Erhebliche IKT-Effizienzpotenziale könnten künftig dadurch erschlossen werden, dass Mitarbeitende von Unternehmen oder Behörden ihre privaten IKT-Geräte auch bei der Arbeit verwenden (Bring Your Own Device) oder Arbeit zuhause oder unterwegs verrichten (Home Office, Smart Work). Solche Entwicklungen können durch Cloud Computing erleichtert werden; noch wichtiger dürften aber IKT-gestützte Identifikationssysteme (eID) und die Führung digitaler Dossiers in verschiedensten Anwendungsbereichen sein, wofür aber teilweise noch adäquate rechtlich-institutionelle Rahmenbedingungen zu schaffen sind. Bei den IKT-Anwendungen liegen sicher erhebliche Effizienzpotenziale im IKT-gestützten Management der Produktion, Übertragung, Verteilung und des Verbrauchs von Energie (Smart Generation, Smart Grids, Smart Buildings, Smart Homes). Auch im Verkehrsbereich liessen sich durch IKT-Einsatz Effizienzgewinne erzielen (Smart Transportation). Da IKT-Vorhaben im Energie- und im Transportsektor bis dato in der Schweiz bestenfalls in Pilotprojekten erprobt wurden, sind sie in den bisherigen Monitorings nur am Rande gestreift worden. Es ist zu hoffen, dass in weiteren Berichten erste handfeste Erfolge rapportiert werden können. Rasche Erfolge sind indes nur zu erwarten, wenn durch ökonomisch fundierte Preis-/Leistungsdifferenzierungen auch wirksame Anreize für «smartes Verhalten» geschaffen werden.

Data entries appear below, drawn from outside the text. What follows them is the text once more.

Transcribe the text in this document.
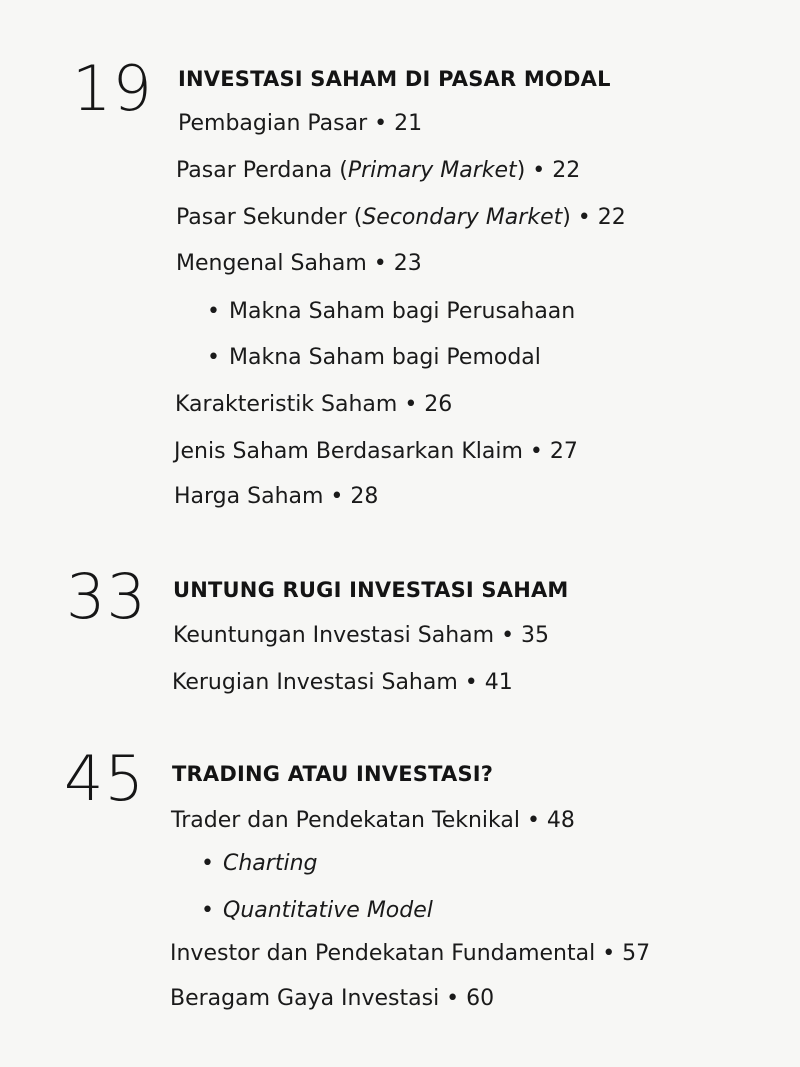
19 INVESTASI SAHAM DI PASAR MODAL
Pembagian Pasar • 21
Pasar Perdana (Primary Market) • 22
Pasar Sekunder (Secondary Market) • 22
Mengenal Saham • 23
• Makna Saham bagi Perusahaan
• Makna Saham bagi Pemodal
Karakteristik Saham • 26
Jenis Saham Berdasarkan Klaim • 27
Harga Saham • 28
33 UNTUNG RUGI INVESTASI SAHAM
Keuntungan Investasi Saham • 35
Kerugian Investasi Saham • 41
45 TRADING ATAU INVESTASI?
Trader dan Pendekatan Teknikal • 48
• Charting
• Quantitative Model
Investor dan Pendekatan Fundamental • 57
Beragam Gaya Investasi • 60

Zitiervorschlag: Dominik Hauri, Markus Saurer, (2013). Wie gut hält die Schweiz bezüglich E-Economy mit. Die Volkswirtschaft, 01. Dezember.

Hinweis

Dieser Artikel beruht auf dem vom Institut für Wirtschaftsstudien Basel AG im Auftrag des Staatssekretariats für Wirtschaft (Seco) erstellten Bericht «eEconomy: Monitoring und Report 2013». Das jährliche Monitoring bezweckt die frühzeitige Erkennung von Fehlentwicklungen und Hemmnissen im Bereich des digitalen Wirtschaftens. Das nächste Update wird im Frühjahr 2014 erscheinen.

Begriffe

Die Begriffe «E-Economy», «Digital Economy» oder «Internet Economy» sprechen Volkswirtschaften an, welche die Potenziale bezüglich Wachstum, Innovation, nachhaltige Entwicklung, Standortvorteile und Zukunftsfähigkeit mit dem Einsatz und der Nutzung von Informations- und Kommunikations-Technologien bestmöglich ausschöpfen wollen (Definition Seco).